Social media app TikTok could encourage unhealthy relationships with food and trigger people who have suffered eating disorders, campaigners have said.
The video app is one of the most popular in the world, with more than 800m users – 41% of those users between the age of 16 and 24.
But there are fears some of the content glamorises eating disorders such as anorexia and bulimia.
TikTok said the safety and wellbeing of users was its top priority.
It said it encouraged people to report any inappropriate content with anything seeking to glorify or promote eating disorders violating its guidelines.
But eating disorder charity Beat said that, while it supports the action TikTok has taken to reduce the spread of such content, there are still some harmful videos on the app.
“We’d advocate for real people to actually search the platform and to highlight and take down the harmful content,” Tom Quinn, director of external affairs, said.
A 19-year-old woman from Builth Wells, who did not wish to be named, said she spends about 40% of her time on the app viewing weight-loss related content.
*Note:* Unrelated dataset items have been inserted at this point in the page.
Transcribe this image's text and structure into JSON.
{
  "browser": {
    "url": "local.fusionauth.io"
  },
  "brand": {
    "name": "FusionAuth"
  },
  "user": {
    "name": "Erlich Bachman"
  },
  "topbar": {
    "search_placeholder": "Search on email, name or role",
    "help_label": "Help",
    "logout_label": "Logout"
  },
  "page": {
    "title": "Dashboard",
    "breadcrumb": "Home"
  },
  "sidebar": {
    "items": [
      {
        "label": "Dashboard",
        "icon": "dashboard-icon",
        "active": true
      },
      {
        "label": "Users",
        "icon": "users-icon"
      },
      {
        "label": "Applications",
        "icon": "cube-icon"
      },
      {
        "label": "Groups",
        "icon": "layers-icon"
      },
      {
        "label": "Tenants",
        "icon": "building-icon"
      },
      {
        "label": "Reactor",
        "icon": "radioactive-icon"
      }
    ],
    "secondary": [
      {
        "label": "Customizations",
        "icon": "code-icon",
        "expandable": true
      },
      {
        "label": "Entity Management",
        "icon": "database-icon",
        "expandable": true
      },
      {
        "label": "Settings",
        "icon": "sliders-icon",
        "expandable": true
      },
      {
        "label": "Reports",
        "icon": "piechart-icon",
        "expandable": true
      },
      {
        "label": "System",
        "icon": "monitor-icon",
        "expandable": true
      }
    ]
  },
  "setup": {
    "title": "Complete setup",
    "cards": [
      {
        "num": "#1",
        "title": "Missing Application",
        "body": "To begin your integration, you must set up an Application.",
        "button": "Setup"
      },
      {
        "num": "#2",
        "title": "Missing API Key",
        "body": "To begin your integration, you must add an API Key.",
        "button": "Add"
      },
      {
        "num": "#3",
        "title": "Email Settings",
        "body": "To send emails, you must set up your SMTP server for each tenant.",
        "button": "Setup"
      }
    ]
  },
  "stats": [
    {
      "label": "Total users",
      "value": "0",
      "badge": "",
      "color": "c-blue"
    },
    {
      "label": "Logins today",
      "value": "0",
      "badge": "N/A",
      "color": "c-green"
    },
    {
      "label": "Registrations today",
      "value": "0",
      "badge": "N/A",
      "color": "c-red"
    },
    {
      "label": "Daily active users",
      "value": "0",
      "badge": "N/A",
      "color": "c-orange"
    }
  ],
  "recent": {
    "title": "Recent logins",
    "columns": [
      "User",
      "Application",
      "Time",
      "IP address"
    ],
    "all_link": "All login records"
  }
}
“Last night, I was on TikTok and I ended up feeling so negative about myself I paid £85 for a gym set and personalised fitness plan,” she said.
“My attitude towards my body was so negative after, I thought that could be the only thing to change it.
“For some people it may be really positive and inspire them to have their own weight loss journey, but for me and a lot of my friends it’s a negative issue which at times makes me want to delete the app altogether.”
“Pro-ana” is a term used to describe content that promotes dangerous behaviours and mindsets related to the eating disorder anorexia nervosa, and “pro-mia” promotes bulimia.
It originally began in the dark web but eventually made its way to social media platforms.
Although TikTok says it uses a combination of techniques to remove content, campaigners say the app is slow in dealing with it.
Because it allows anyone to create and publish content, people can promote whatever dietary or weight-loss advice they like.
And the way the algorithm of the app works means people do not have to actively search for that content – it can appear as suggested content for that user.
This means if someone curiously watches a “pro-ana” video, they are then supplied with more weight- loss tips and “thinspo” (content to inspire a person to lose weight).
James Downs, an eating disorder and mental health campaigner, said: “I think that the lack of transparency around how content is fed to different people through the app makes TikTok especially threatening, as none of us can be sure what content we will see and whether it will be safe for our mental wellbeing.
“One of the things that worries me most about TikTok is how the environment it provides is not guaranteed to be a safe one.
“We would never send young people into physical environments that might pose them with threats to their wellbeing, so why would we accept dangers in our digital environments either?”